3. In hetgeen [verzoeker A] en anderen aan hun verzoek ten grondslag hebben gelegd, ziet de Afdeling geen feiten en omstandigheden gelegen als bedoeld in artikel 8:119, eerste lid, van de Awb. Bij de beoordeling van een herzieningsverzoek is uitsluitend van belang of feiten en omstandigheden als bedoeld in artikel 8:119, eerste lid, van de Awb zijn gesteld. Het bijzondere rechtsmiddel herziening dient er niet toe om het geschil waarover bij uitspraak is beslist opnieuw aan de rechter voor te leggen. Ook is dit rechtsmiddel niet bedoeld om een partij de gelegenheid te bieden om argumenten die in een eerdere procedure naar voren zijn gebracht, of naar voren hadden kunnen worden gebracht, opnieuw onderscheidenlijk alsnog naar voren te brengen en aldus het debat te heropenen nadat is gebleken dat de aangevoerde feiten en omstandigheden niet tot het gewenste resultaat hebben geleid. Bij haar oordeel heeft de Afdeling de ter zitting door [verzoeker A] en anderen gegeven nadere toelichting betrokken. Het deskundigenbericht en de brief waar [verzoeker A] en anderen op wijzen, waren bekend ten tijde van de uitspraak waarvan herziening wordt verzocht. Ook voor zover [verzoeker A] en anderen wijzen op volgens hen onjuiste handelwijzen van bestuurders en ambtenaren is geen sprake van feiten of omstandigheden in vorenbedoelde zin.

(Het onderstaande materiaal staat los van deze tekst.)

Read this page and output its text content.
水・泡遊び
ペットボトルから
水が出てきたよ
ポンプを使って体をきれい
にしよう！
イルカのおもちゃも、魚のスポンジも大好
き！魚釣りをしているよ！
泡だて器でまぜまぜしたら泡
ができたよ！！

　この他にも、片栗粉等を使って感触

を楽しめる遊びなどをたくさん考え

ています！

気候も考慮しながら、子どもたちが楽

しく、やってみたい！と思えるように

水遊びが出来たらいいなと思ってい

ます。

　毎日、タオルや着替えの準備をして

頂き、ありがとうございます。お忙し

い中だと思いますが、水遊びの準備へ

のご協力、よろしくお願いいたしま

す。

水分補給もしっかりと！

4. Gelet op het vorenstaande dient het verzoek te worden afgewezen.
5. Voor een proceskostenveroordeling bestaat geen aanleiding.
Beslissing
De Afdeling bestuursrechtspraak van de Raad van State:
wijst het verzoek af.
Aldus vastgesteld door mr. M.G.J. Parkins-de Vin, voorzitter, en mr. G. van der Wiel en mr. D.J.C. van den Broek, leden, in tegenwoordigheid van mr. S. Zwemstra, griffier.
w.g. Parkins-de Vin w.g. Zwemstra
voorzitter griffier
Uitgesproken in het openbaar op 30 november 2016
91.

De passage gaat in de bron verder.